In high school, aspirant philosopher that I was, I revered Raphael’s depiction of Plato and all that it represented. My chief objective was truth. I scoured books and strove to understand the world “by a rational account,” to attain to a disinterested grasp of the highest realities. It was all very sensible.
But ascending East Rock, marveling at the overabundance of floral-faunal verve, I concerned myself less with sensibleness than sensibility. The eyes of mankind — as the poets perennially testify — have seen elves in the woods, nymphs in the water, gods in the sky. They have sensed, in short, a personality behind nature.
And is there not something closer to true sight in the man who sees fairies in the grass instead of photosynthesis? Edgar Allan Poe lamented the “dull realities” of science, those “peering eyes” that fail to perceive the spirit behind the matter. Have we been so busy tinkering with our microscopes and telescopes that we have forgotten how to see with human eyes?
What was missing from my high-school mindset, I have come to think, was love. Love does not seek disinterested knowledge but intimacy. Love does not, with the Platonist, revile the natural world for its lowliness, nor dissect it, with the scientist, in order to unearth its secrets. Love cherishes the world as something charged with a transcendent grandeur.
Raphael, with his High Renaissance techniques and consummate craftsmanship, struggled nobly to bring Plato to life, to endow him with the height and width and depth of a human being. But the painting remains a painting. Inexorable flatness.
The Good to which Plato points us — his ultimate ground of reality — is impersonal. Creation is a work of art but not of love. As we ascend to the world of Forms, we are emptied of personality, of the faculty of love — the will. It’s no wonder Plato expels the poets from his ideal republic. They celebrate personality and ascribe it to the gods. They see the hand that sways the trees.
When I reached the top of East Rock, I sat down and looked out over early morning New Haven. Alarms, no doubt, were sounding. A car here and there trundled languidly along. “We must learn to reawaken,” said Thoreau, “and keep ourselves awake, not by mechanical aids, but by an infinite expectation of the dawn, which does not forsake us in our soundest sleep.”
I looked for Silliman College, my home, but could only make out the nearby Church of St. Mary. Directly above my head, the sky was split. On one side was open air, the horizon glowing orange. On the other, covering the city like a blanket, was a thick mass of purplish cloud. It seemed — however slowly, however invisibly — to be receding.

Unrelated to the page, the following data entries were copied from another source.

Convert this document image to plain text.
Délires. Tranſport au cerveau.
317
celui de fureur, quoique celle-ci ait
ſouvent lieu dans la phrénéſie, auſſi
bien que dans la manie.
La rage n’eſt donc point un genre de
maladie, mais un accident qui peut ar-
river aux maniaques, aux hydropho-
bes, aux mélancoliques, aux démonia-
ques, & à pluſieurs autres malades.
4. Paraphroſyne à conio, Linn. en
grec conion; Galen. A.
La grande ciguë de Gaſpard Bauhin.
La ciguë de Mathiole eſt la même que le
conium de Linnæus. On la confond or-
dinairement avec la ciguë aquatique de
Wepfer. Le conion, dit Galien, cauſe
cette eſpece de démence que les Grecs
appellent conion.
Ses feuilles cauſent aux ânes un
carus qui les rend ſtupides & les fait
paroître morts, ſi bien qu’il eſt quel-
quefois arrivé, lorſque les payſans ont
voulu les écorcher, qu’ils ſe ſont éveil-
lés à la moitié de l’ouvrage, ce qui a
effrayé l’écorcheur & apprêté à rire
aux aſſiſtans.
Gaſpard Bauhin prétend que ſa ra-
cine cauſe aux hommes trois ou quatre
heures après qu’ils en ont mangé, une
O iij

Sometimes when you’re running and the cold air dampens your eyes, you refrain from wiping them, and possibly, though there’s no way of knowing, you contribute something of your own to their crystal outpouring, something not from the cold air, and all the while you ask yourself, is it possible? Is this joy?
Having descended from East Rock, I entered St. Mary’s. It was All Souls’ Day, a time to remember and to pray for those persons who have passed into the next life. At the front of the nave, on the left side, a statue of Saint Dominic stood above the pews. With his right hand he pointed, like Plato, to the heavens, and with his left hand, like Plato, he held a book. Resting on the book, however, was a church, a building for upbuilding, a temporary home for eternal personalities called to eternal community.
Eight centuries ago, St. Dominic founded an order of preachers to combat Albigensianism, a heresy denying the goodness of creation. Today, standing tall, in the fullness of three dimensions, he looks out at us, at our blindness to the createdness of creation.
He looks as though — preacher that he is — he would have a word.
“Wake up, Yale!” he shouts. “God is alive, and he is truth, and he is love.”
Bryce Taylor is a junior in Silliman College.